Estudios frente a criterios
Un artículo publicado el año pasado en la revista Sports Medicine y firmado por los científicos Emma Hilton y Tommy Lundberg sostiene que “la ventaja de rendimiento masculino en el levantamiento de pesas es del 30% en comparación con el de las mujeres”, y que “incluso cuando las mujeres transgénero suprimieron la testosterona durante 12 meses, la pérdida de masa corporal magra, área muscular y fuerza fue solo de alrededor de un 5%”.
“Yo creo que está bien, es justo. Si cumple las normas, adelante”, opina la cubana Eyurkenia Duverger, ateniéndose a la luz verde del COI y a que Hubbard cumple todos los criterios de elegibilidad; es decir, se declara mujer –el marco legal establece que no hay necesidad de que haya intervención quirúrgica– y fija en un tope de 10 nanogramos de testosterona por mililitro de sangre el máximo que puede tener una mujer para participar en pruebas femeninas. “Respecto a eso, yo no tengo criterio”, responde aséptica la española Lydia Valentín; “lo que plantea su caso también será también algo nuevo para ellos [los dirigentes del COI y la Federación Internacional de Halterofilia (IWF)]. ¿Justo? No lo sé… No creo que sea una puerta que se abra; creo que es algo excepcional, y que nadie se va a cambiar de sexo por ganar una medalla olímpica”.
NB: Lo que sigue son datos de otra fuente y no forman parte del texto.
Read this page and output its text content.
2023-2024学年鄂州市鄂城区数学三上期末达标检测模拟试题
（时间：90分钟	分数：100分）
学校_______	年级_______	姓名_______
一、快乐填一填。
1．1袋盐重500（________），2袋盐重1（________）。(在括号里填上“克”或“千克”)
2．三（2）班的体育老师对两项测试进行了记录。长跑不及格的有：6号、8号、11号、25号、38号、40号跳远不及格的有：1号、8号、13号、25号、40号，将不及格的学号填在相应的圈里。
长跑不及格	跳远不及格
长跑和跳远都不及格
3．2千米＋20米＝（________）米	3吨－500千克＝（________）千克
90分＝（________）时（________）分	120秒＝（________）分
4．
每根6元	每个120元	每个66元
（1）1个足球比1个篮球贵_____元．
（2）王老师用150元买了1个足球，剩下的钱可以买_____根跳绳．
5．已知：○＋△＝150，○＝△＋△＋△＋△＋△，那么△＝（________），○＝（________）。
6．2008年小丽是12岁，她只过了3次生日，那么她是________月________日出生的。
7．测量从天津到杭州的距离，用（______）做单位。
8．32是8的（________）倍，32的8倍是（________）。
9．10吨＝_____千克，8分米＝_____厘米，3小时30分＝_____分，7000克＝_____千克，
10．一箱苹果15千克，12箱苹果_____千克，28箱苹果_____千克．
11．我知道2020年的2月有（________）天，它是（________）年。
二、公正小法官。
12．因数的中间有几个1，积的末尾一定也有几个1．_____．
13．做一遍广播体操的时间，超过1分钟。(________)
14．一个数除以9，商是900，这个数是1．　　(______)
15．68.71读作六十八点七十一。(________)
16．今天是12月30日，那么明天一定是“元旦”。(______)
Hasta hace no mucho, 2012, en lugar de ser ella Hubbard era él, prisionera en el cuerpo masculino de Gavin. Entonces tenía 34 años, lucía varios récords juveniles (categoría de +105 kilos) y competía entre los hombres, hasta que decidió comenzar con el proceso de reasignación de sexo y su carrera dio un giro significativo. A partir de ahí, sus resultados se dispararon. Se proclamó campeona de Oceanía en 2017 (+90 kilos) y 2019 (+87), y logró la medalla de plata en el Mundial celebrado en Anaheim hace cuatro años (Estados Unidos); hace dos, ganó el oro en los Juegos del Pacífico y registró la sexta mejor marca en Pattaya (Tailandia). Su nombre empezó a sonar. Y ahora, en Tokio, su presencia ha reabierto el debate.